ただ、北海道では、コンビニのオリジナルパンにおいても豆パンは欠かせない存在。スーパーのパン売り場では、古くから、食パンやバターロールと同じように4個入りパックなどの豆パンが定番品でもあります。これは北海道ならではのことらしいのですが、いかがでしょうか? 大手コンビニの豆パンが北海道限定品だといいますから、やはり北海道では特に豆パンが愛され、独特の地位を築いているようです。
調べてみると、ジャガイモや豆の主産地である北海道では、戦時中からイモ入りのパンや豆入りのパンが、代用食として売られたり配給されたりしてきたことがわかります。北海道を豆パン発祥の地と決めつけることはできませんが、北海道のパン屋さんは、戦時中から代用食としての豆パンをつくり、戦後はその経験から全国に先駆けて豆パンの製造・販売を手がけたようです。道産子に豆パンがこれほど根づき親しまれている背景には、こうした経緯が関係しているのでしょう。 思えば、北海道名物料理・ジンギスカンの発祥も、戦争との関わりなくして語ることはできません。大正時代、札幌や滝川に種羊場が設置されたのは、国策として始まった大規模な羊の増産計画の一環でした。第一次大戦で羊毛の輸入が途絶えて国内でまかなうことが必要になったためですが、そこには、中国大陸にいる軍人の軍服を仕立てるねらいもあったといいます。以後、農家に対して羊を飼うことが奨励され、増えに増えていった羊は、第二次大戦後の食料難を背景に、一気に食用への転換が進み、ジンギスカンとなって定着していくのです。

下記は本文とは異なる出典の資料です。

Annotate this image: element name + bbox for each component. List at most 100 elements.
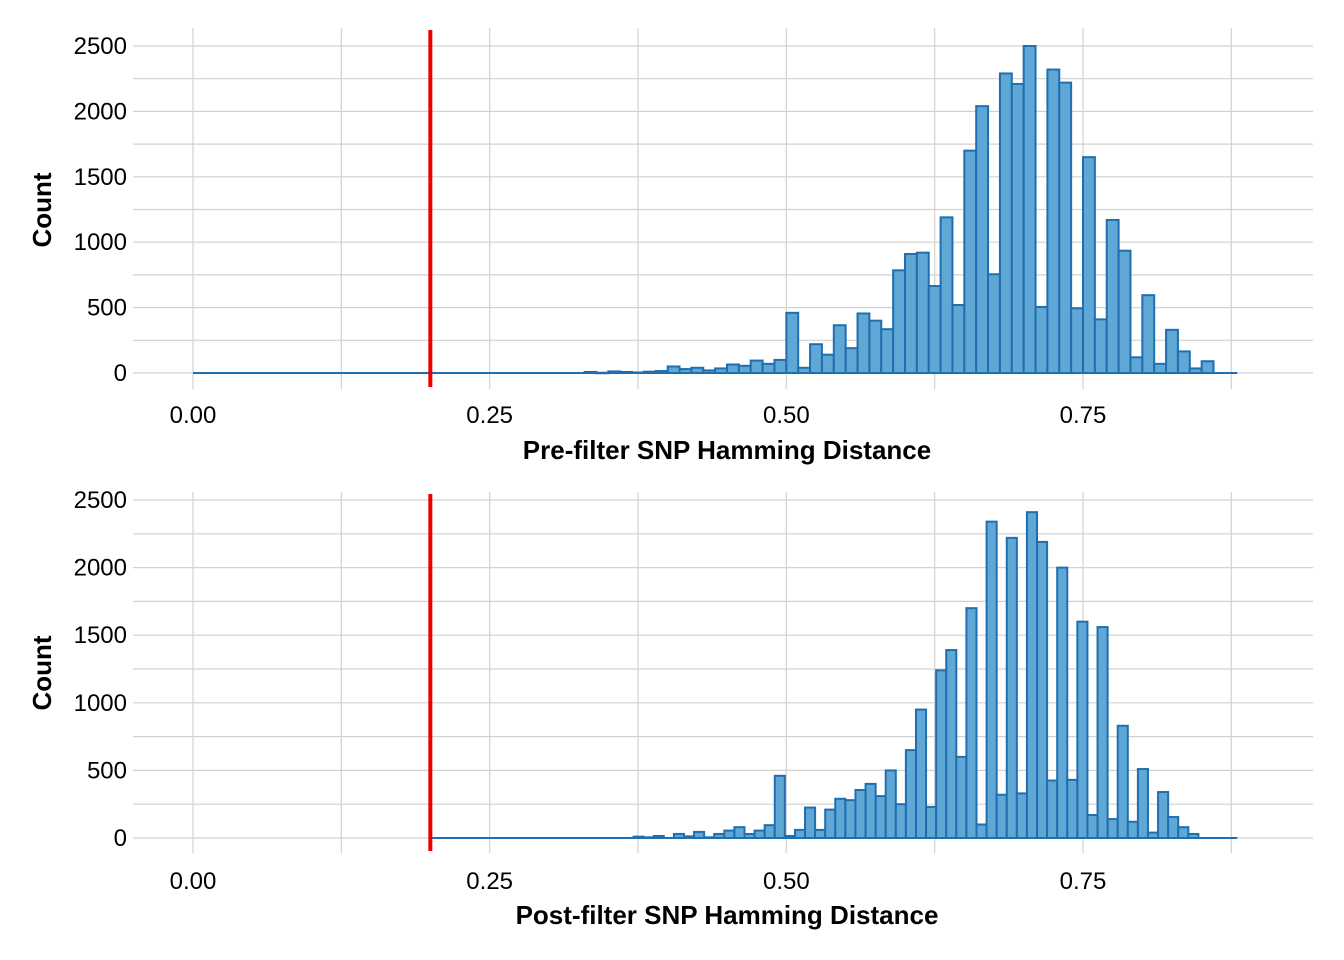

北海道ならではの食文化の謎を追っていくと、こうして図らずも、戦争の歴史との関わりにふれることがあります。飽食の時代を生きている者の想像を超えるであろう、ひもじさ。逆境の中での郷土の先人たちの知恵や努力。終戦記念日は、ふるさとの食文化を通じて、そんなことにも頭を巡らせてみようと思います。